Publié le 10 mars 2013 par Jeanchristophepucek
Camille Pissarro Coucher de soleil à Eragny

Camille Pissaro (Saint-Thomas, Îles Vierges, 1830-Paris, 1903),
Coucher de soleil à
Éragny, 1890
Huile sur toile, 65,2 x 81,3 cm, Jérusalem, The Israel Museum
(image en haute définition ici)

centre musique romantique francaise palazzetto bru zane
La réunion du pianiste Laurent Martin et du Quatuor Satie a décidément le don d'entraîner l'auditeur sur des chemins dont, bien souvent, il ne soupçonnait même pas l'existence. Après un disque magnifique et salué comme tel consacré à Alexis de Castillon (Ligia Digital, 2010, Incontournable de Passée des arts), ces artistes nous proposent, chez le même éditeur et toujours grâce au soutien du Palazzetto Bru Zane, une incursion dans la musique de chambre d'un autre compositeur largement oublié, Fernand de La Tombelle, dont ils nous proposent le premier enregistrement jamais réalisé du Trio avec piano op. 35 et du Quatuor à cordes op. 36.
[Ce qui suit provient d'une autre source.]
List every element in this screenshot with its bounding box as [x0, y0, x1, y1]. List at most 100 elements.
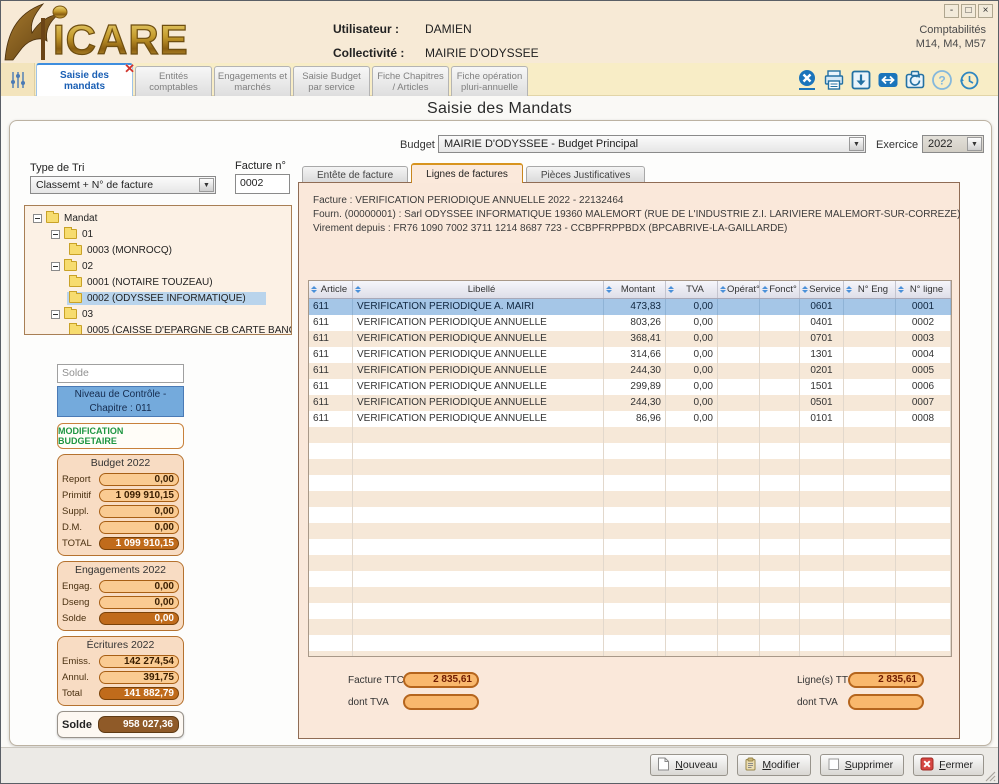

Qui connaît un peu la musique française ne peut s'empêcher de sourire un peu amèrement en se disant que les maîtres de Fernand de La Tombelle ne pouvaient que lui valoir de connaître une longue de période de purgatoire, tant ils furent honnis par les tenants d'une avant-garde dont il faudra bien dire un jour qu'elle a opéré certains de ses choix avec le discernement d'un bulldozer. Notre musicien, né Antoine Louis Joseph Gueyrand Fernand, baron Fouant de La Tombelle, le 3 août 1854 à Paris, dans une famille où les arts tenaient une grande place – sa mère était une ancienne élève de Liszt et de Thalberg – fit tout d'abord de solides études en littérature et en droit avant de décider, à l'âge de 18 ans, de se consacrer à la musique. Il prit alors des cours de piano, d'orgue et d'harmonie avec Alexandre Guilmant qui tenait depuis 1871 la tribune de l'église de la Trinité puis entra dans la classe

Eugene Dorsene Fernand de la Tombelle 1890
d'harmonie de Théodore Dubois au conservatoire, avant de devenir, de 1885 à 1898, l'assistant de ce dernier à la Madeleine, dont il était titulaire de l'orgue. En dehors de ses deux maîtres, une autre grande figure eut sur La Tombelle une influence déterminante : Camille Saint-Saëns, qui lui prodigua conseils et encouragements, lesquels ne furent sans doute pas étrangers à l'éclosion de nombreuses œuvres de musique de chambre qui marquèrent la quinzaine d'années s'étendant du milieu des années 1880 au début de la décennie 1900 et valurent à l'auteur d'être récompensé, en 1896, par le prix Chartier décerné par l'Institut de France. Concomitamment, La Tombelle s'intéressa aux airs populaires de la région d'origine de sa famille et fit paraître, en 1889, les Chants du Périgord et du Limousin recueillis et harmonisés par ses soins, une publication qui le fit probablement remarquer par Charles Bordes et Vincent d'Indy avec lesquels, entre autres, il participa au lancement de la Schola Cantorum, que ces derniers avaient fondée en 1894 avec son maître Guilmant, et au sein de laquelle il enseigna l'harmonie de 1896 à 1904, une fonction qui provoqua chez lui une importante floraison de pages sacrées, vocales et pour son instrument de prédilection, l'orgue. Dans les années qui suivirent son départ de cette institution, le compositeur commença à s'éloigner de plus en plus de Paris et de ses querelles de chapelles pour se réfugier sur ses terres du Périgord où il pouvait, outre la musique, se livrer à ses autres passions, la peinture, la sculpture, l'astronomie, la photographie et même le sport. Cet homme aux multiples talents était déjà bien oublié lorsqu'il mourut, le 13 août 1928, en son château de Fayrac.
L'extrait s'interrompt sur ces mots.